Human thermal comfort in HVAC: The human body generally feels comfortable when the net heat stored in the body over time is

Difficulty: Easy

Correct Answer: zero

Explanation:


Introduction / Context:
In thermal comfort and HVAC design, the human body continuously exchanges heat with its surroundings via convection, radiation, evaporation, and respiration. Comfort is achieved when metabolic heat production is balanced by heat loss so that the body does not store or lose heat overall. This question targets the fundamental energy balance condition for comfort.


Given Data / Assumptions:

  • Metabolic rate corresponds to a sedentary or light activity condition typical for comfort design.
  • Clothing insulation and air motion are within usual comfort ranges.
  • Steady conditions over the averaging period (no rapid transients).


Concept / Approach:
Apply the human heat balance: S = M − W − (C + R + E + Res), where S is heat storage, M is metabolic rate, W is external work, and the terms in parentheses are heat losses by convection, radiation, evaporation (sweat diffusion/evaporation), and respiration. Thermal comfort corresponds to S ≈ 0 so that core temperature remains regulated without stress.


Step-by-Step Solution:

1) Write the balance: S = net heat production − net heat loss.2) For comfort, core temperature must be stable → S = 0 over time.3) HVAC variables (dry-bulb temperature, mean radiant temperature, air speed, humidity) are adjusted so C + R + E + Res equals M − W.4) Hence the correct condition for comfort is zero heat storage.


Verification / Alternative check:
Standards like ASHRAE comfort models (PMV/PPD) implicitly seek S ≈ 0; when predicted mean vote is near neutral, the underlying balance indicates negligible storage.

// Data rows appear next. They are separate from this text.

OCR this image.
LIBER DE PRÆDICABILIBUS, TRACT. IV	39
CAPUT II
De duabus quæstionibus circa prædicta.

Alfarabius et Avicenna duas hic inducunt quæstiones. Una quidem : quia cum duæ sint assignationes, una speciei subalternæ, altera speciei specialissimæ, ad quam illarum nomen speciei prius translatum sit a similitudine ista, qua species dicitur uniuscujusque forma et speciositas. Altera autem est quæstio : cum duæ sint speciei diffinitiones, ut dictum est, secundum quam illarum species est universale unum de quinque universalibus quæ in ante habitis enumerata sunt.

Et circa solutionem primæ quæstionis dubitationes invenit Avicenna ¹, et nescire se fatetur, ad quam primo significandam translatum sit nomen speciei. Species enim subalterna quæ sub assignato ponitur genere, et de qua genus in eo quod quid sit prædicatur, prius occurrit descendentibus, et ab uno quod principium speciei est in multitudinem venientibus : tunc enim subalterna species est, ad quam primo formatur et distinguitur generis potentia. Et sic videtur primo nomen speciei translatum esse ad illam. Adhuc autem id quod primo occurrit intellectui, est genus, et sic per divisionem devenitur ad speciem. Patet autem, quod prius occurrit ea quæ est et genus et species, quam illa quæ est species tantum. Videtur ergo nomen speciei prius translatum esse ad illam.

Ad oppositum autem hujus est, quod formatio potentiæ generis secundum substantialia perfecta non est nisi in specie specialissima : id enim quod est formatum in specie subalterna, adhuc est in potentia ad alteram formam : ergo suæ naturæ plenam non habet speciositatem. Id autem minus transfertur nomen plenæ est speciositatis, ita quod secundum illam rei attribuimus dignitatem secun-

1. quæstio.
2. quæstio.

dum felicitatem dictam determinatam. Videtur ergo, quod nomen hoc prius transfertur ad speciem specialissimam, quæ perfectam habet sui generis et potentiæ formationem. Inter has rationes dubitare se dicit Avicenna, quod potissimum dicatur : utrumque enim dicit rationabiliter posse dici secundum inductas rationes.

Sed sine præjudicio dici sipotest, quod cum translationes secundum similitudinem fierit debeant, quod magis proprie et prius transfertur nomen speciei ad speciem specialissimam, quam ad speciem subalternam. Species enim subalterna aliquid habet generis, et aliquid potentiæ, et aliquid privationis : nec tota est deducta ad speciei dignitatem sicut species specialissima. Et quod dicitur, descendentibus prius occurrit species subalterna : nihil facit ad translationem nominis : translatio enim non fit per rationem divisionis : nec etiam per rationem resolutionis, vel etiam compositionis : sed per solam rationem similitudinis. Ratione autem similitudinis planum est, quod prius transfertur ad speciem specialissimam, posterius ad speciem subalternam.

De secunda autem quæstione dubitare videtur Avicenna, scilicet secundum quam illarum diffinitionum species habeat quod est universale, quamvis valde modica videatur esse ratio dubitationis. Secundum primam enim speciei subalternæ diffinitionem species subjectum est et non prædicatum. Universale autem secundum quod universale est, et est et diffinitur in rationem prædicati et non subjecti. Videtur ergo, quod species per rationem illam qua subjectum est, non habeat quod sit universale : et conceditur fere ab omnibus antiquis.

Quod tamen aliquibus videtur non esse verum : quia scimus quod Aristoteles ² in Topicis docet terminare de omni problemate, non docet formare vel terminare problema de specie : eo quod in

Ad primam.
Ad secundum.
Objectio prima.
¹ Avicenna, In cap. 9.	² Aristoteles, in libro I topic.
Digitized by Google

Why Other Options Are Wrong:

  • Positive: would raise core temperature, leading to discomfort/heat stress.
  • Negative: would lower core temperature, causing cool discomfort or cold stress.
  • “None of these” is incorrect because S = 0 is the target condition.
  • “Slightly positive” is not a standard comfort criterion.


Common Pitfalls:
Confusing short transients (brief positive/negative S) with steady comfort, or focusing only on air temperature while ignoring humidity, air speed, and radiation which all influence the balance.